Une expérience immersive
Selon les sondages, la moyenne d’âge des participants au GN tourne en général autour de la vingtaine. En plus d’avoir le plaisir d’incarner le personnage de Sherlock Holmes, les joueurs ont aussi la chance de découvrir son histoire en quelques heures seulement, ce qui contribue à échapper à la monotonie de la vie quotidienne, comme dans le cas de Li Xiang.
Selon les dires des adeptes toujours plus nombreux, le jeu de rôle est autant un divertissement qu’un moyen de socialisation. En effet, grâce aux échanges intensifs pendant les quatre à sept heures que peut durer une session, les joueurs, généralement au nombre de cinq à huit, finissent par bien se connaître. La sortie après le jeu maintient encore l’élan. Un moyen idéal et accéléré de se faire de nouveaux amis, voire de souder le collectif, comme en témoigne Yuan Zheng, responsable RH au sein d’une entreprise.
Il constate qu’il n’y aurait pas de moyen plus efficace que d’organiser un GN pour l’intégration de nouveaux employés dans le milieu professionnel. « Pendant la phase d’accusation, chacun doit prendre la parole et faire valoir son raisonnement tout en écoutant les analyses des autres. Ainsi, les caractères et les façons de s’exprimer se dévoilent au fil du jeu. Une seule session suffit à trouver un terrain d’entente pour toute l’équipe. »
Fan Zhou, doyen de l’Institut de recherche sur le développement culturel de l’Université de communication de Chine, résume la recette de cette réussite. D’après lui, comparé aux jeux de société traditionnels comme Loup-Garou ou Carcassonne, le GN se distingue par son expérience immersive, appuyée par le scénario, le décor, les accessoires, ainsi que les costumes et le maquillage. « Cela répond au désir de s’enrichir de nouvelles expériences et au besoin de socialisation des jeunes. »
Engagement des scénaristes
Les scénarios n’ont pas vocation d’être joués à deux reprises par les participants. Ainsi, pour maintenir leur fidélité et curiosité, une mise à jour constante est nécessaire. L’expansion du secteur incite donc à une implication active des scénaristes.
Zhou Haohui, auteur de romans policiers, s’est récemment tourné vers la rédaction de scénarios de jeu de rôle. Pour lui, celle-ci se distingue de la production littéraire traditionnelle, où chaque personnage occupe une place différente en fonction du rôle qu’il joue dans l’histoire. Or, lorsqu’il est question de jeu de rôle, le scénariste se doit d’équilibrer le poids de chacun pour que tous les joueurs puissent avoir leur part du gâteau. Face à cette obligation contraignante, M. Zhou se sent à l’aise. Il y voit plutôt comme un défi qu’il relève avec détermination.
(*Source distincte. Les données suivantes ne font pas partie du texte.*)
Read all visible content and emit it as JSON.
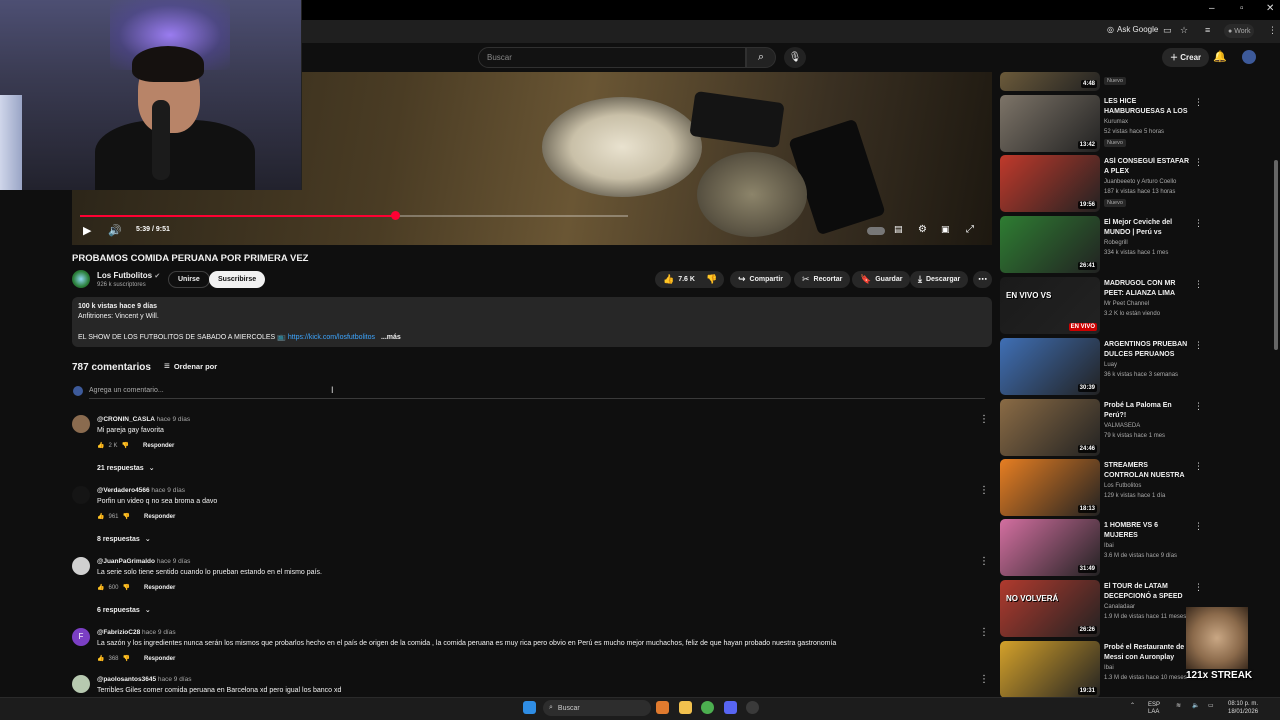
{
  "browser": {
    "ask_google": "Ask Google",
    "profile": "Work"
  },
  "header": {
    "search_placeholder": "Buscar",
    "create_label": "Crear"
  },
  "player": {
    "time": "5:39 / 9:51",
    "progress": 0.575
  },
  "video": {
    "title": "PROBAMOS COMIDA PERUANA POR PRIMERA VEZ",
    "channel": "Los Futbolitos",
    "subscribers": "926 k suscriptores",
    "join_label": "Unirse",
    "subscribe_label": "Suscribirse",
    "likes": "7.6 K",
    "share_label": "Compartir",
    "clip_label": "Recortar",
    "save_label": "Guardar",
    "download_label": "Descargar"
  },
  "description": {
    "stats": "100 k vistas  hace 9 días",
    "hosts": "Anfitriones: Vincent y Will.",
    "schedule": "EL SHOW DE LOS FUTBOLITOS DE SABADO A MIERCOLES",
    "link": "https://kick.com/losfutbolitos",
    "more": "...más"
  },
  "comments": {
    "count": "787 comentarios",
    "sort_label": "Ordenar por",
    "add_placeholder": "Agrega un comentario...",
    "reply_label": "Responder",
    "items": [
      {
        "author": "@CRONIN_CASLA",
        "time": "hace 9 días",
        "text": "Mi pareja gay favorita",
        "likes": "2 K",
        "replies": "21 respuestas"
      },
      {
        "author": "@Verdadero4566",
        "time": "hace 9 días",
        "text": "Porfin  un video q no sea broma a davo",
        "likes": "961",
        "replies": "8 respuestas"
      },
      {
        "author": "@JuanPaGrimaldo",
        "time": "hace 9 días",
        "text": "La serie solo tiene sentido cuando lo prueban estando en el mismo país.",
        "likes": "600",
        "replies": "6 respuestas"
      },
      {
        "author": "@FabrizioC28",
        "time": "hace 9 días",
        "text": "La sazón y los ingredientes nunca serán los mismos que probarlos hecho en el país de origen de la comida , la comida peruana es muy rica pero obvio en Perú es mucho mejor muchachos, feliz de que hayan probado nuestra gastronomía",
        "likes": "368",
        "replies": ""
      },
      {
        "author": "@paolosantos3645",
        "time": "hace 9 días",
        "text": "Terribles Giles comer comida peruana en Barcelona xd pero igual los banco xd",
        "likes": "",
        "replies": ""
      }
    ]
  },
  "sidebar": {
    "items": [
      {
        "title": "",
        "channel": "",
        "meta": "",
        "badge": "Nuevo",
        "duration": "4:48"
      },
      {
        "title": "LES HICE HAMBURGUESAS A LOS ...",
        "channel": "Kurumax",
        "meta": "52 vistas  hace 5 horas",
        "badge": "Nuevo",
        "duration": "13:42"
      },
      {
        "title": "ASÍ CONSEGUÍ ESTAFAR A PLEX",
        "channel": "Juanbeeeto y Arturo Coello",
        "meta": "187 k vistas  hace 13 horas",
        "badge": "Nuevo",
        "duration": "19:56"
      },
      {
        "title": "El Mejor Ceviche del MUNDO | Perú vs México...",
        "channel": "Robegrill",
        "meta": "334 k vistas  hace 1 mes",
        "badge": "",
        "duration": "26:41"
      },
      {
        "title": "MADRUGOL CON MR PEET: ALIANZA LIMA VS...",
        "channel": "Mr Peet Channel",
        "meta": "3.2 K lo están viendo",
        "badge": "",
        "duration": "EN VIVO"
      },
      {
        "title": "ARGENTINOS PRUEBAN DULCES PERUANOS POR...",
        "channel": "Luay",
        "meta": "36 k vistas  hace 3 semanas",
        "badge": "",
        "duration": "30:39"
      },
      {
        "title": "Probé La Paloma En Perú?!",
        "channel": "VALMASEDA",
        "meta": "79 k vistas  hace 1 mes",
        "badge": "",
        "duration": "24:46"
      },
      {
        "title": "STREAMERS CONTROLAN NUESTRA VIDA POR 24 ...",
        "channel": "Los Futbolitos",
        "meta": "129 k vistas  hace 1 día",
        "badge": "",
        "duration": "18:13"
      },
      {
        "title": "1 HOMBRE VS 6 MUJERES",
        "channel": "Ibai",
        "meta": "3.6 M de vistas  hace 9 días",
        "badge": "",
        "duration": "31:49"
      },
      {
        "title": "El TOUR de LATAM DECEPCIONÓ a SPEED",
        "channel": "Canaladaar",
        "meta": "1.9 M de vistas  hace 11 meses",
        "badge": "",
        "duration": "26:26"
      },
      {
        "title": "Probé el Restaurante de Messi con Auronplay",
        "channel": "Ibai",
        "meta": "1.3 M de vistas  hace 10 meses",
        "badge": "",
        "duration": "19:31"
      }
    ],
    "thumb_colors": [
      "#6b5a3a",
      "#7d7468",
      "#c0392b",
      "#2e7d32",
      "#1a1a1a",
      "#3f6fb5",
      "#8a6b45",
      "#e67e22",
      "#d36fa0",
      "#b03a2e",
      "#d4a12a"
    ],
    "thumb_texts": [
      "",
      "",
      "",
      "",
      "EN VIVO VS",
      "",
      "",
      "",
      "",
      "NO VOLVERÁ",
      ""
    ]
  },
  "overlay": {
    "streak": "121x STREAK"
  },
  "taskbar": {
    "search": "Buscar",
    "lang": "ESP\nLAA",
    "time": "08:10 p. m.",
    "date": "18/01/2026"
  },
  "colors": {
    "accent_red": "#ff0033",
    "link_blue": "#3ea6ff"
  }
}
Par ailleurs, l’accès permanent aux commentaires des joueurs lui permet d’adapter régulièrement sa production, contrairement à la rigidité dans les récits cinématographiques ou littéraires qu’il est peu probable de pouvoir modifier une fois achevés.
Certains scénaristes vont même plus loin, à l’instar de Li Wenhua. Pour cet ancien restaurateur de reliques, la popularité du GN lui donne l’occasion de redonner vie aux œuvres d’art historiques. « Notre travail ne se limite pas à restaurer des reliques. Je souhaitais trouver un moyen de faire connaître les histoires et les mystères qui se cachent derrière elles », raconte-t-il, convaincu que le jeu de rôle est la réponse à ses aspirations.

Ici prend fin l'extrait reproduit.